Intervenant non identifié : Ce genre de manipulation se ferait d’abord sur des animaux de laboratoire, avec des tests qui ne correspondent pas forcément à ce qu’on peut trouver chez l’homme. Un virus virulent pour le singe ou pour la souris n’est pas forcément un virus virulent pour l’homme. Donc, il faudrait encore que les bioterroristes testent la virulence de ces nouvelles souches sur des hommes.

Étienne-Émile Baulieu : Guy Ourisson ?

Guy Ourisson : Depuis ce matin, nous avons à plusieurs reprises entendu parler de la dangerosité de la vaccination antivariolique. Comme il n’y a pas beaucoup d’adolescents parmi nous, je suppose que nous sommes tous à 100 % vaccinés. On ne nous a pas demandé notre avis et cela a été fait quasiment à la naissance, et ensuite à l’école. Quel est vraiment le danger ?

Intervenant non identifié : Je crois que je peux répondre. Cela fait à peu près deux encéphalites pour 100 000 vaccinations. Quelque chose comme cela.

Étienne-Émile Baulieu : Chez l’adulte ou chez l’enfant ?

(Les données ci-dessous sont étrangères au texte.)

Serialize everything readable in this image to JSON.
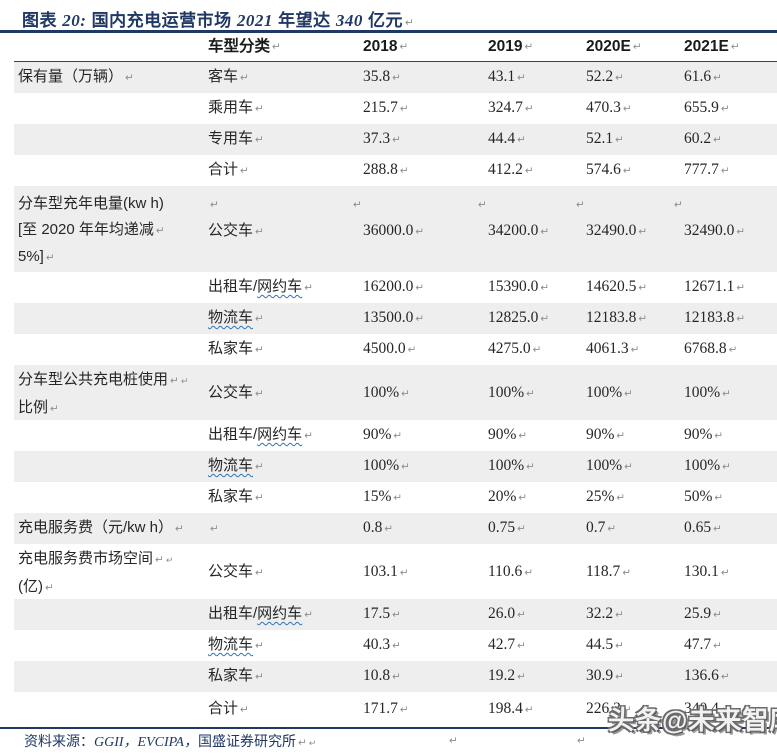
{
  "title": {
    "segments": [
      {
        "text": "图表 ",
        "italic": false
      },
      {
        "text": "20:",
        "italic": true
      },
      {
        "text": "  国内充电运营市场 ",
        "italic": false
      },
      {
        "text": "2021",
        "italic": true
      },
      {
        "text": " 年望达 ",
        "italic": false
      },
      {
        "text": "340",
        "italic": true
      },
      {
        "text": " 亿元",
        "italic": false
      }
    ]
  },
  "icons": {
    "return_mark": "↵"
  },
  "colors": {
    "navy": "#1F3864",
    "row_band": "#EEEEEE",
    "body_text": "#262626",
    "mark_gray": "#8F8F8F",
    "wavy_blue": "#2E74B5"
  },
  "table": {
    "header": {
      "cols": [
        "",
        "车型分类",
        "2018",
        "2019",
        "2020E",
        "2021E"
      ]
    },
    "rows": [
      {
        "label": "保有量（万辆）",
        "cat": "客车",
        "vals": [
          "35.8",
          "43.1",
          "52.2",
          "61.6"
        ]
      },
      {
        "cat": "乘用车",
        "vals": [
          "215.7",
          "324.7",
          "470.3",
          "655.9"
        ]
      },
      {
        "cat": "专用车",
        "vals": [
          "37.3",
          "44.4",
          "52.1",
          "60.2"
        ]
      },
      {
        "cat": "合计",
        "vals": [
          "288.8",
          "412.2",
          "574.6",
          "777.7"
        ]
      },
      {
        "labelLines": [
          {
            "text": "分车型充年电量(kw h)",
            "marks": 0
          },
          {
            "text": "[至 2020 年年均递减",
            "marks": 1
          },
          {
            "text": "5%]",
            "marks": 1
          }
        ],
        "cat": "公交车",
        "vals": [
          "36000.0",
          "34200.0",
          "32490.0",
          "32490.0"
        ]
      },
      {
        "cat": "出租车/",
        "catWavy": "网约车",
        "vals": [
          "16200.0",
          "15390.0",
          "14620.5",
          "12671.1"
        ]
      },
      {
        "cat": "",
        "catWavy": "物流车",
        "vals": [
          "13500.0",
          "12825.0",
          "12183.8",
          "12183.8"
        ]
      },
      {
        "cat": "私家车",
        "vals": [
          "4500.0",
          "4275.0",
          "4061.3",
          "6768.8"
        ]
      },
      {
        "labelLines": [
          {
            "text": "分车型公共充电桩使用",
            "marks": 2
          },
          {
            "text": "比例",
            "marks": 1
          }
        ],
        "cat": "公交车",
        "vals": [
          "100%",
          "100%",
          "100%",
          "100%"
        ]
      },
      {
        "cat": "出租车/",
        "catWavy": "网约车",
        "vals": [
          "90%",
          "90%",
          "90%",
          "90%"
        ]
      },
      {
        "cat": "",
        "catWavy": "物流车",
        "vals": [
          "100%",
          "100%",
          "100%",
          "100%"
        ]
      },
      {
        "cat": "私家车",
        "vals": [
          "15%",
          "20%",
          "25%",
          "50%"
        ]
      },
      {
        "label": "充电服务费（元/kw h）",
        "cat": "",
        "vals": [
          "0.8",
          "0.75",
          "0.7",
          "0.65"
        ]
      },
      {
        "labelLines": [
          {
            "text": "充电服务费市场空间",
            "marks": 2
          },
          {
            "text": "(亿)",
            "marks": 1
          }
        ],
        "cat": "公交车",
        "vals": [
          "103.1",
          "110.6",
          "118.7",
          "130.1"
        ]
      },
      {
        "cat": "出租车/",
        "catWavy": "网约车",
        "vals": [
          "17.5",
          "26.0",
          "32.2",
          "25.9"
        ]
      },
      {
        "cat": "",
        "catWavy": "物流车",
        "vals": [
          "40.3",
          "42.7",
          "44.5",
          "47.7"
        ]
      },
      {
        "cat": "私家车",
        "vals": [
          "10.8",
          "19.2",
          "30.9",
          "136.6"
        ]
      },
      {
        "cat": "合计",
        "vals": [
          "171.7",
          "198.4",
          "226.3",
          "340.4"
        ]
      }
    ]
  },
  "footer": {
    "prefix": "资料来源：",
    "sources_italic": "GGII，EVCIPA，",
    "suffix": "国盛证券研究所"
  },
  "watermark": {
    "text": "头条@未来智库"
  }
}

Même intervenant non identifié : J’ai calculé pour 60 millions de Français, 60 morts environ d’encéphalite vaccinale. Le risque est de un sur un million.

Alain Carpentier : Avant de terminer, j’ai une question pour M. Levy. Il y a quelques semaines, j’ai lu dans le Lancet que les États-Unis entreprennent des études avec le vaccin antivariolique classique, mais dilué, pour voir s’il conserve des effets vaccinaux suffisants avec des effets nocifs moindres. Qui peut nous éclairer un peu là-dessus ?

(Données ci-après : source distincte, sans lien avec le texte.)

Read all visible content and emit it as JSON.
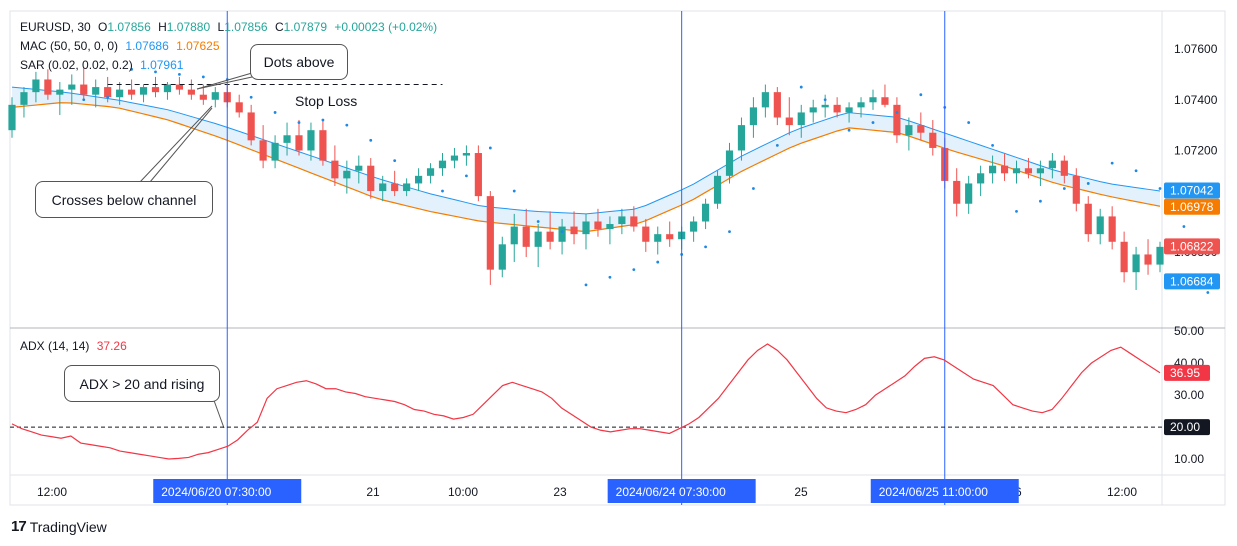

Patrick Berche : Ce que je sais, c’est qu’ils essaient de l’utiliser à faibles doses, à dilution du dixième environ, avec l’idée que, comme dans le cas de la variolisation, le faible inoculum va induire une immunité cellulaire ainsi qu’une protection et va produire moins d’effets toxiques. De plus, le fait que les stocks soient anciens est peut-être un bien, parce qu’on sait que les vaccins à la limite de la péremption ou au-delà sont moins dangereux en terme d’encéphalite.

Étienne-Émile Baulieu : Vous voulez dire un mot ?

Michel Rey : Je connais un petit peu ce problème, parce que j’ai contribué à la suppression de la vaccination antivariolique en France. Je voudrais rappeler que si l’on a eu une campagne efficace d’éradication de la variole dans le monde, c’est à cause de l’incitation des Américains. Ils avaient fait le calcul des effets secondaires et de ce que cela leur coûtait en dollars. Ils ont lancé en 1967 cette campagne de vaccination, non pas par motivation philanthropique pour débarrasser les pays en voie de développement de cette maladie, mais pour arrêter la vaccination aux États-Unis. La question que je me pose est : comment vont-ils gérer les effets secondaires d’une vaccination de masse de la population américaine après avoir été les incitateurs de la suppression de cette vaccination dans le monde ?

Étienne-Émile Baulieu : On restera sur cette interrogation. Nous vous remercions d’avoir assisté à cette séance. Nous essaierons de publier à la fois les textes et les questions, ce qui sera très utile pour l’information de nos concitoyens.